Segun el Sr. Trallero, la pregunta fundamental que hay que hacer a los nacionalistas sobre este asunto, y desde luego es la unica a plantear, es que como es posible que se hablase mucho mas y mejor catalan cuando Franco que ahora.

#26.1 Don Rodrigo, Bcn, 12/12/2022 - 09:04

A ti y al Trallero se os ve el plumero.
En época de Franco no existían todavía las nuevas tecnologías ni la inmigración había llegado a las asfixiantes cifras actuales, fenómenos ambos que no son lingüisticamente controlables si no se dispone de un estado propio.

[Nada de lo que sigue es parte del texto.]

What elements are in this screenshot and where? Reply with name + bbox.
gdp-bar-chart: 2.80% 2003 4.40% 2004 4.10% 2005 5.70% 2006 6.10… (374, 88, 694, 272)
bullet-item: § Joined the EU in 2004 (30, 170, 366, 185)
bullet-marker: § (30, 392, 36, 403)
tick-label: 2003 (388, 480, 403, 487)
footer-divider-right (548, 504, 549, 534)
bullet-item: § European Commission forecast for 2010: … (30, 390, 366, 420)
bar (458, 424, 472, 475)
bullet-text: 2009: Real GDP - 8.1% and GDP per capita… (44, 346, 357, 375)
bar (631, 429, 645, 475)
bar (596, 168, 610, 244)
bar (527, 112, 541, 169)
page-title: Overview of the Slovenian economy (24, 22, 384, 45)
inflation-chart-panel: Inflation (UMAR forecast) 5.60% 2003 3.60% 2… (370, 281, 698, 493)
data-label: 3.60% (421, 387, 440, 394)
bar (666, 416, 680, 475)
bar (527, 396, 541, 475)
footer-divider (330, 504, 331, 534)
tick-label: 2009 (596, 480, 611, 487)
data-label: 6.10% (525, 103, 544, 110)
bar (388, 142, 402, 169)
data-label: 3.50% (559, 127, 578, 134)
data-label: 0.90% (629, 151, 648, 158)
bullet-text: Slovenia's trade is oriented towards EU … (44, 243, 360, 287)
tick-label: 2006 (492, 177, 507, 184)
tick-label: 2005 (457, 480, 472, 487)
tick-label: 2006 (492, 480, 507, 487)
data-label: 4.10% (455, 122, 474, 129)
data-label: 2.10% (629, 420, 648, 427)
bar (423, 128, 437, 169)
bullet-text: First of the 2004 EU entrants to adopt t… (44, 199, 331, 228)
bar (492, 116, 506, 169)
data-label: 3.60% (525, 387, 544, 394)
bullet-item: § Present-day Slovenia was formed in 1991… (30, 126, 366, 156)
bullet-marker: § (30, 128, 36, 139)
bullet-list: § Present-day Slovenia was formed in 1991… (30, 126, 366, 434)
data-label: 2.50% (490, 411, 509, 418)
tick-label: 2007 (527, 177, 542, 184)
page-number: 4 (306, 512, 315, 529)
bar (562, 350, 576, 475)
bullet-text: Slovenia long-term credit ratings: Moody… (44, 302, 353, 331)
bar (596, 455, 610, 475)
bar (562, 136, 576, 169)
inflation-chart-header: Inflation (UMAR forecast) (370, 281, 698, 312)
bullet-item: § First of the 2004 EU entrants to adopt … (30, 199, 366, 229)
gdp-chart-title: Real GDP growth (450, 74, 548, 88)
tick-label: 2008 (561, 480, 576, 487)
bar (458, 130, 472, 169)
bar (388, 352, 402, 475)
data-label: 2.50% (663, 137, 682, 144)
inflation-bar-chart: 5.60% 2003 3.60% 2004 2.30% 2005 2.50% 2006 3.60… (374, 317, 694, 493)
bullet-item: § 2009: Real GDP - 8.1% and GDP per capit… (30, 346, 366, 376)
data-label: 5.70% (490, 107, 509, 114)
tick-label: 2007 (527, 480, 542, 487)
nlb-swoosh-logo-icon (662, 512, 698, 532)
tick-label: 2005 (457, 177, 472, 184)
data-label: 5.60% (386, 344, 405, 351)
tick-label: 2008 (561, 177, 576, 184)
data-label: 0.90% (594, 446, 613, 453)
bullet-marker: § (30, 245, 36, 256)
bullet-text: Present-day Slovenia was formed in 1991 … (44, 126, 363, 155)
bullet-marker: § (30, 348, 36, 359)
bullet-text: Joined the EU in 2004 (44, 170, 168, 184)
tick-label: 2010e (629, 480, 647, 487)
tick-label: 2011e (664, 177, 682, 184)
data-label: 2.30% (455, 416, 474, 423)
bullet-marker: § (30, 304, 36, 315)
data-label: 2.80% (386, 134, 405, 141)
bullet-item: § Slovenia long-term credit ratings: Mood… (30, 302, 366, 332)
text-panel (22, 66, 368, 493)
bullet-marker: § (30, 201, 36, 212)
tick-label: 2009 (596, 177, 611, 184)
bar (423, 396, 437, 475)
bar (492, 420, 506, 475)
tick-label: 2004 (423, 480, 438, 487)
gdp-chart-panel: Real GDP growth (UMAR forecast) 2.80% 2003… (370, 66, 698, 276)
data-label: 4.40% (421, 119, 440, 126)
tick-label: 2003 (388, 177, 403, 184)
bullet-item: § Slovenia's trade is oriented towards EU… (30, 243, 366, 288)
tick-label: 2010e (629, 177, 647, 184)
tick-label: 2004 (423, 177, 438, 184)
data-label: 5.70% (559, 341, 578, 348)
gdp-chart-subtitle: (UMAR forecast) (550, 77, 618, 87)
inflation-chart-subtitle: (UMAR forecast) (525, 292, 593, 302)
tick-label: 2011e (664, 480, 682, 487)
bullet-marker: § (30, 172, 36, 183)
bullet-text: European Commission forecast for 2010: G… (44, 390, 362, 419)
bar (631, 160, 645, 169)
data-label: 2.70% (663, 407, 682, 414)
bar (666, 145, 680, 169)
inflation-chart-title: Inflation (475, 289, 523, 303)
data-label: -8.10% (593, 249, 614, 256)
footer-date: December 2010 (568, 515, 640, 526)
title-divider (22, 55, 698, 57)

#25 Ferrusolo, Sant celoni, 09/12/2022 - 06:00

¿Alguien ha prestado atencion a la proporcion de niños en cataluña? 13 de imigrantes frente a 1 de los nuestros.
Me parece que ademas del catalan se tendran que proteger a otras cosas...

#25.1 Botellita, San Cucufate, 09/12/2022 - 10:28

Cualos son los nuestros ?

#25.2 Ganxet , Reus, 11/12/2022 - 21:57

Los nuestros són els nyordos que van actuar com estan actuant els magrebins dels quals tan és queixen ara els mateixos nyordos. Doncs ara que es fotin i tastin la seva pròpia medicina.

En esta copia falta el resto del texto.